C’est un mouvement insidieux, une petite musique qui revient comme une rengaine. Face à la catastrophe climatique et à l’horizon qui se couvre, les autorités nous enjoignent à la « responsabilité » et à la « résilience ». Depuis la pandémie de Covid-19, le gouvernement, qui n’a pas su gérer l’ampleur de la crise sanitaire, promeut à l’excès l’engagement individuel de la population face aux crises. Il nous fait entrer de plain-pied dans une nouvelle époque. L’ère du capitalisme apocalyptique, sur fond de discours guerriers.
« Chaque jour, vous êtes témoins d’un monde en crise. Notre société doit s’adapter pour être plus forte. Chaque citoyen est acteur de sa sécurité et de celle de la Nation. » C’est ainsi que commence le tout nouveau manuel de survie écrit par le gouvernement à l’attention des Français et des Françaises.

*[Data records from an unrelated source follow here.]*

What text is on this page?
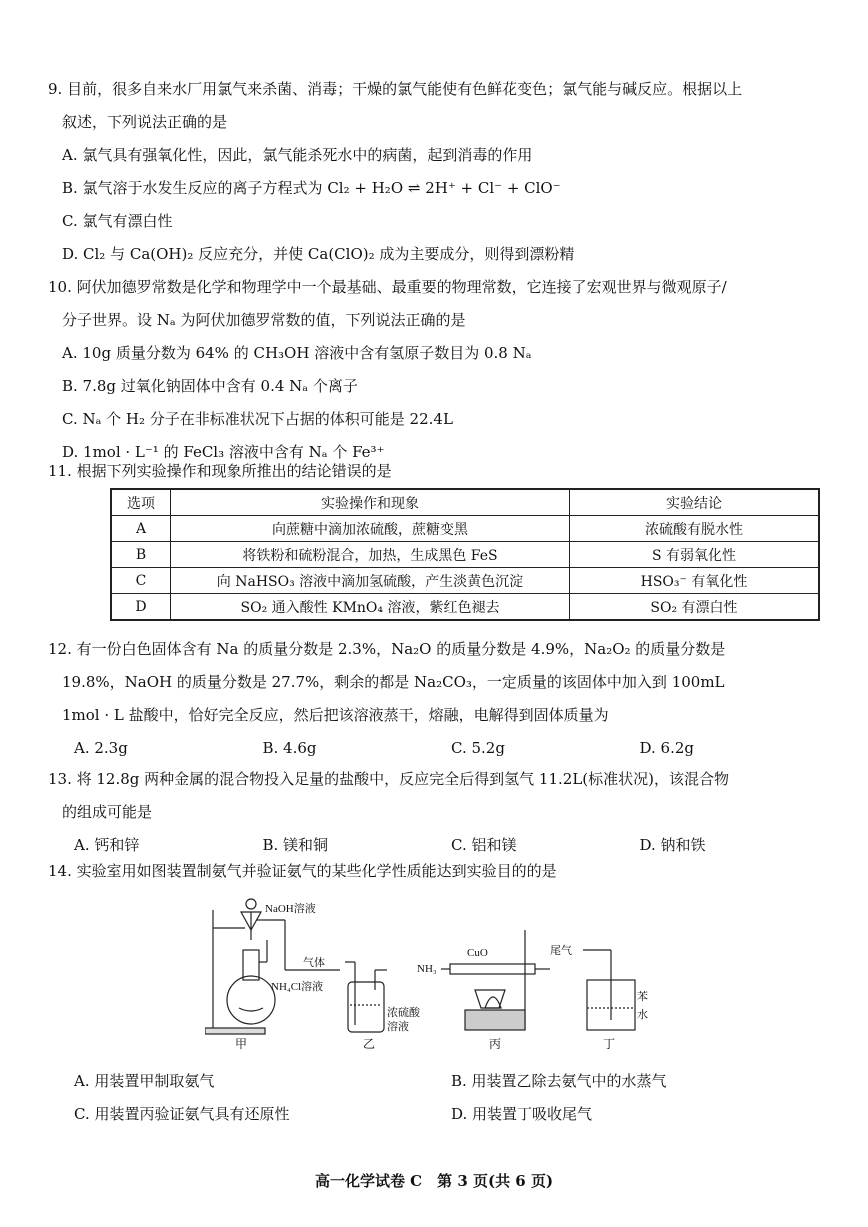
9. 目前，很多自来水厂用氯气来杀菌、消毒；干燥的氯气能使有色鲜花变色；氯气能与碱反应。根据以上
叙述，下列说法正确的是
A. 氯气具有强氧化性，因此，氯气能杀死水中的病菌，起到消毒的作用
B. 氯气溶于水发生反应的离子方程式为 Cl₂ + H₂O ⇌ 2H⁺ + Cl⁻ + ClO⁻
C. 氯气有漂白性
D. Cl₂ 与 Ca(OH)₂ 反应充分，并使 Ca(ClO)₂ 成为主要成分，则得到漂粉精
10. 阿伏加德罗常数是化学和物理学中一个最基础、最重要的物理常数，它连接了宏观世界与微观原子/
分子世界。设 Nₐ 为阿伏加德罗常数的值，下列说法正确的是
A. 10g 质量分数为 64% 的 CH₃OH 溶液中含有氢原子数目为 0.8 Nₐ
B. 7.8g 过氧化钠固体中含有 0.4 Nₐ 个离子
C. Nₐ 个 H₂ 分子在非标准状况下占据的体积可能是 22.4L
D. 1mol · L⁻¹ 的 FeCl₃ 溶液中含有 Nₐ 个 Fe³⁺
11. 根据下列实验操作和现象所推出的结论错误的是
选项	实验操作和现象	实验结论
A	向蔗糖中滴加浓硫酸，蔗糖变黑	浓硫酸有脱水性
B	将铁粉和硫粉混合，加热，生成黑色 FeS	S 有弱氧化性
C	向 NaHSO₃ 溶液中滴加氢硫酸，产生淡黄色沉淀	HSO₃⁻ 有氧化性
D	SO₂ 通入酸性 KMnO₄ 溶液，紫红色褪去	SO₂ 有漂白性
12. 有一份白色固体含有 Na 的质量分数是 2.3%，Na₂O 的质量分数是 4.9%，Na₂O₂ 的质量分数是
19.8%，NaOH 的质量分数是 27.7%，剩余的都是 Na₂CO₃，一定质量的该固体中加入到 100mL
1mol · L 盐酸中，恰好完全反应，然后把该溶液蒸干，熔融，电解得到固体质量为
A. 2.3g	B. 4.6g	C. 5.2g	D. 6.2g
13. 将 12.8g 两种金属的混合物投入足量的盐酸中，反应完全后得到氢气 11.2L(标准状况)，该混合物
的组成可能是
A. 钙和锌	B. 镁和铜	C. 铝和镁	D. 钠和铁
14. 实验室用如图装置制氨气并验证氨气的某些化学性质能达到实验目的的是
NaOH溶液
NH₄Cl溶液
甲
气体
浓硫酸
溶液
乙
CuO
NH₃
丙
尾气
苯
水
丁
A. 用装置甲制取氨气	B. 用装置乙除去氨气中的水蒸气
C. 用装置丙验证氨气具有还原性	D. 用装置丁吸收尾气
高一化学试卷 C　第 3 页(共 6 页)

Publié le 20 novembre et intitulé « Tous responsables », ce guide donne des conseils pour « se préparer » aux catastrophes naturelles, nucléaires, sanitaires et terroristes. Il invite chaque famille à se constituer « un kit d’urgence » — avec des provisions de nourriture, de l’eau, des médicaments, une radio, etc. — pour tenir au moins 72 heures. Le manuel commandé il y a quelques années par Jean Castex, alors qu’il était à la tête du gouvernement, s’inspire des livrets déjà édités par la Suède, la Norvège et la Finlande, face à la menace russe.
Vers un survivalisme d’État
Sa diffusion dans les boîtes aux lettres a finalement été abandonnée — il devait être imprimé massivement — pour ne pas plomber le moral des Français à la veille des fêtes de fin d’année. Sa publication est restée cantonnée aux sites des ministères, sous format numérique. Son contenu n’en reste pas moins déconcertant et anxiogène.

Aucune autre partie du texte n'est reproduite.